İktidar medyasının en büyük tehlikesi, politik yaklaşımları veya yandaşlığı değil. Toplumsal dinamizmin temeli olan aile kavramını yerle-bir etme çabasıdır.
Açayım;
İktidar yandaşlığı ile ünlü bir televizyon kanalı, son aylarda dozunu hayli yükselttiği toplumun çürümüş yanlarını safi zihinlere “idlal” ettiriyor.
Nasıl mı?
En münferit, en bozuk, en ahlâksız insanları buluyor, ekran karşısına getiriyor ve onları -güya- deşifre ediyor.
Başkasına kaçan kadınlardan tutun, evini bir kadın için terk eden, hatta cinayet işleyen ebeveyne kadar… Akıl ve ruh sağlığını bozan itiraflarla “aile” kavramına ancak bu şekilde çomak sokabilirsiniz. İşte yapılan tam da budur.
Bir dizi sapkın ruh haline bürünen ve kanı bozuk insanları ekran karşısına getirip, milyonlarca insanın önünde itiraf ettirmek ve bundan reyting toplamak, acaba hangi psikolojik vak’anın ürünüdür?
*
En tehlikeli olan hal; ekrana çıkarılan kadınların normal bir ev hanımı görüntüsü içinde olması.
Bilinçaltına atılan mesaj şudur:
- Ahlâksızlık her katmanda mümkün
- Başı açık veya başı örtülü fark etmiyor.
- Aldatmak meşrûdur…
Örnekleri daha da çoğaltabilirim ancak zihinleri bulandırmak niyetinde değilim.
*
Şu vurguyu baştan yapalım; bir olayı detaylarıyla ve derinlemesine anlatmak, güya karşıt düşünceye karşı eleştiri getiren ifadeler kullanmak “saf zihinler” için risk oluşturur.
Yani “avam”ın derin meselelere girme yeteneği olmadığından basit düşünmesi gayet normaldir. Bu insanlar çoğunluğu teşkil ettiği için bir olayı anlatırken veya bir nasihatte bulunurken en ince ayrıntısına kadar anlatmak, tasvir etmek, bu insanların kafasını karıştırmaya, şüpheye ve hatta inkâra sebebiyet verebilir.
Bu yüzden; bir mesele anlatılacak ise bir fikir, bir düşünce… Genişçe izaha girmeye lüzum görmeden, öncelikle o fikri çürütmeniz gerekir.
Yani; teferruat her zaman o düşünceyi çürütmez, tam tersi zihinleri bulandırır.

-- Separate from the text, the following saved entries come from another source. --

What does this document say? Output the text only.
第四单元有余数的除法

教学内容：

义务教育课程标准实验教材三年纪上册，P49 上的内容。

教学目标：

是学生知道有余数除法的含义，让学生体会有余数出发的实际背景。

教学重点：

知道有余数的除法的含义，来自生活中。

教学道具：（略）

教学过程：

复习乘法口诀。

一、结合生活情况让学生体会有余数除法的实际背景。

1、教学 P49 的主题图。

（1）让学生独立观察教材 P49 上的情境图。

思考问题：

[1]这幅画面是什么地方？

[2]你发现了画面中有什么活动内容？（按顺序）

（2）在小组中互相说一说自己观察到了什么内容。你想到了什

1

Meseleyi afişe ederek, belki de muhatabın düşüncesinde “kalıcı” hasar verir. Faydadan ziyade zarar verir.
Görsel basın, yazılı basından çok daha fazla zarar verdiğinden bıraktığı tahribat, atom bombasının kitlelere verdiği zarar kadara yıkıcı olabilir.

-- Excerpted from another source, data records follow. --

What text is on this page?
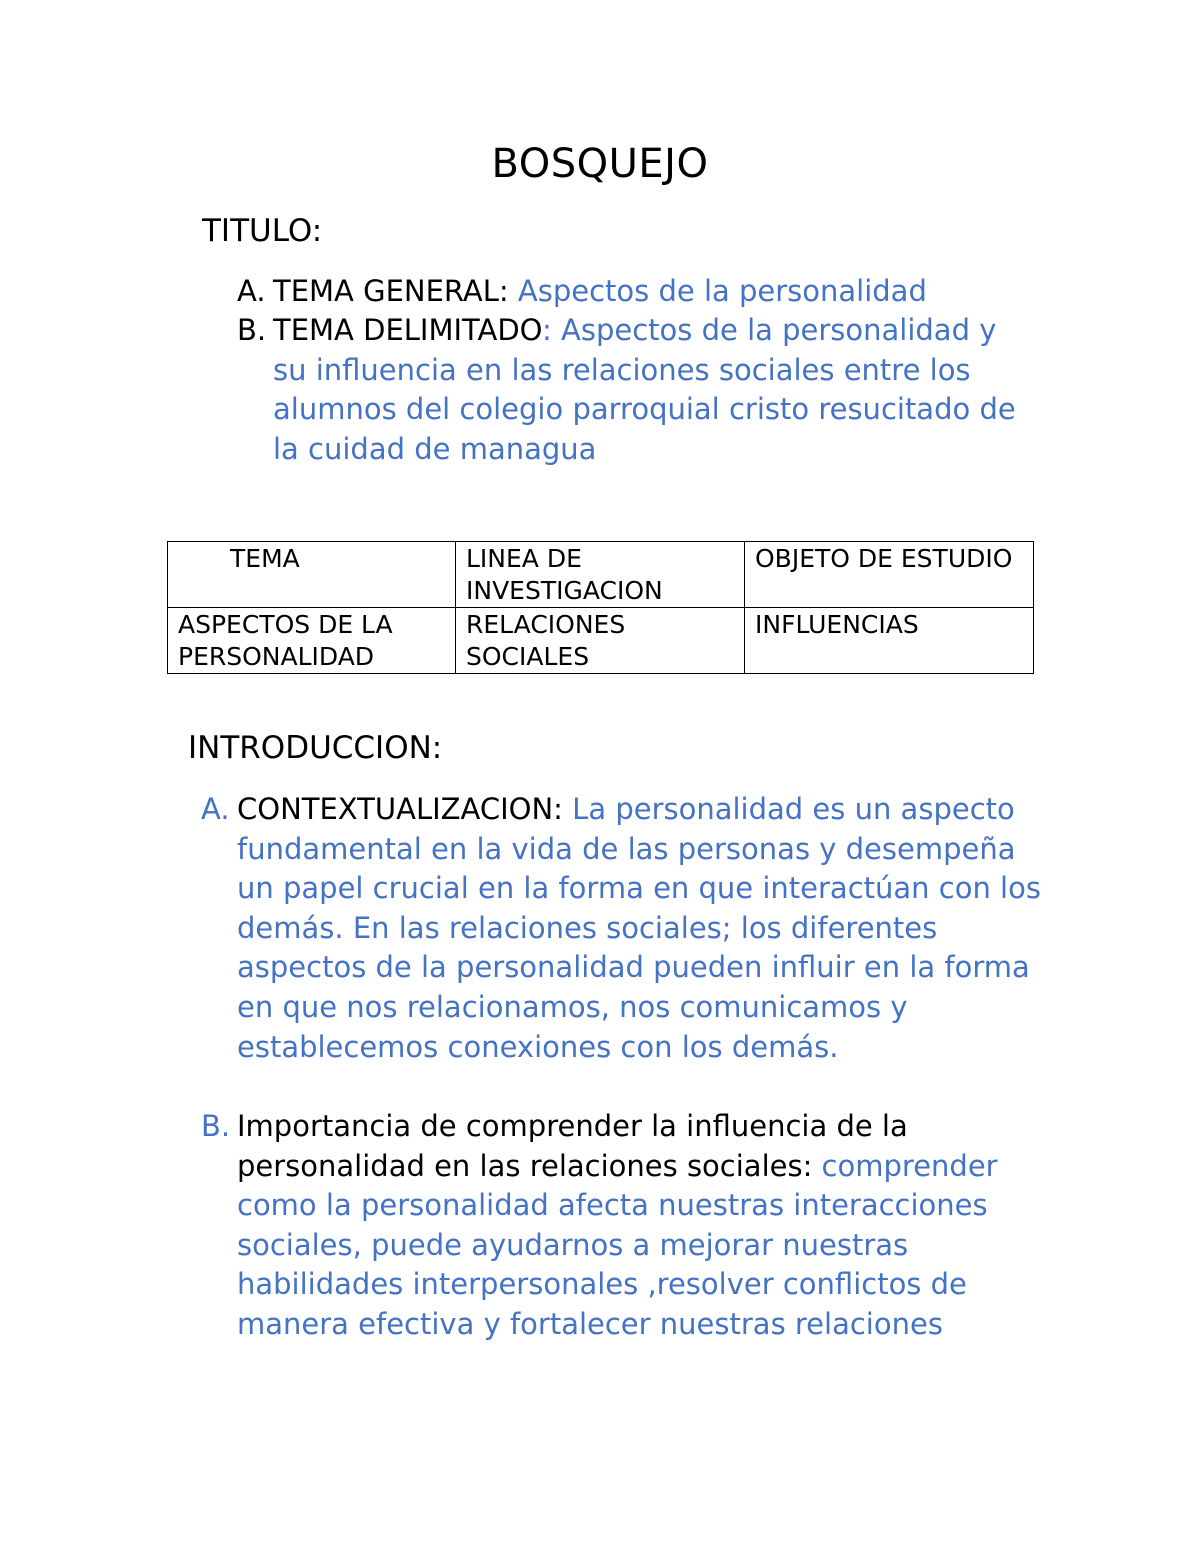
BOSQUEJO
TITULO:
A. TEMA GENERAL: Aspectos de la personalidad
B. TEMA DELIMITADO: Aspectos de la personalidad y su influencia en las relaciones sociales entre los alumnos del colegio parroquial cristo resucitado de la cuidad de managua
TEMA	LINEA DE INVESTIGACION	OBJETO DE ESTUDIO
ASPECTOS DE LA PERSONALIDAD	RELACIONES SOCIALES	INFLUENCIAS
INTRODUCCION:
A. CONTEXTUALIZACION: La personalidad es un aspecto fundamental en la vida de las personas y desempeña un papel crucial en la forma en que interactúan con los demás. En las relaciones sociales; los diferentes aspectos de la personalidad pueden influir en la forma en que nos relacionamos, nos comunicamos y establecemos conexiones con los demás.
B. Importancia de comprender la influencia de la personalidad en las relaciones sociales: comprender como la personalidad afecta nuestras interacciones sociales, puede ayudarnos a mejorar nuestras habilidades interpersonales ,resolver conflictos de manera efectiva y fortalecer nuestras relaciones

Bu bakımdan görsel medyanın en önemli araçlarından biri olan televizyonu çok dikkatli kullanmak elzemdir.
*
Bediüzzaman Said Nursî, eserlerinde ve hayatı boyunca her daim müsbet hareket çizgisini işte bu yüzden tavsiye etmiş, özellikle irşat ve tebliğ metodunda “Bâtılı tasvir etmek, safi zihinleri idlal eder” demiş. (Sözler, s. 647)
Bu zamanda, akıl, fikir ve mantık ön planda tutulmalı... Ruh, kalp ve vicdan aydınlatılmalı… Toplumu uyandıracak ve gafletten kurtaracak konulara eğilmeli.
Medyanın bütün unsurları, gerek sosyal medya, gerek yazılı ve görsel medya bu konuda hassas çizgisini muhafaza ederek, insanların anlayabileceği türde yayınlar yapmalı.
Umarız bu söylediklerimizle “havanda su” dövmüyoruz.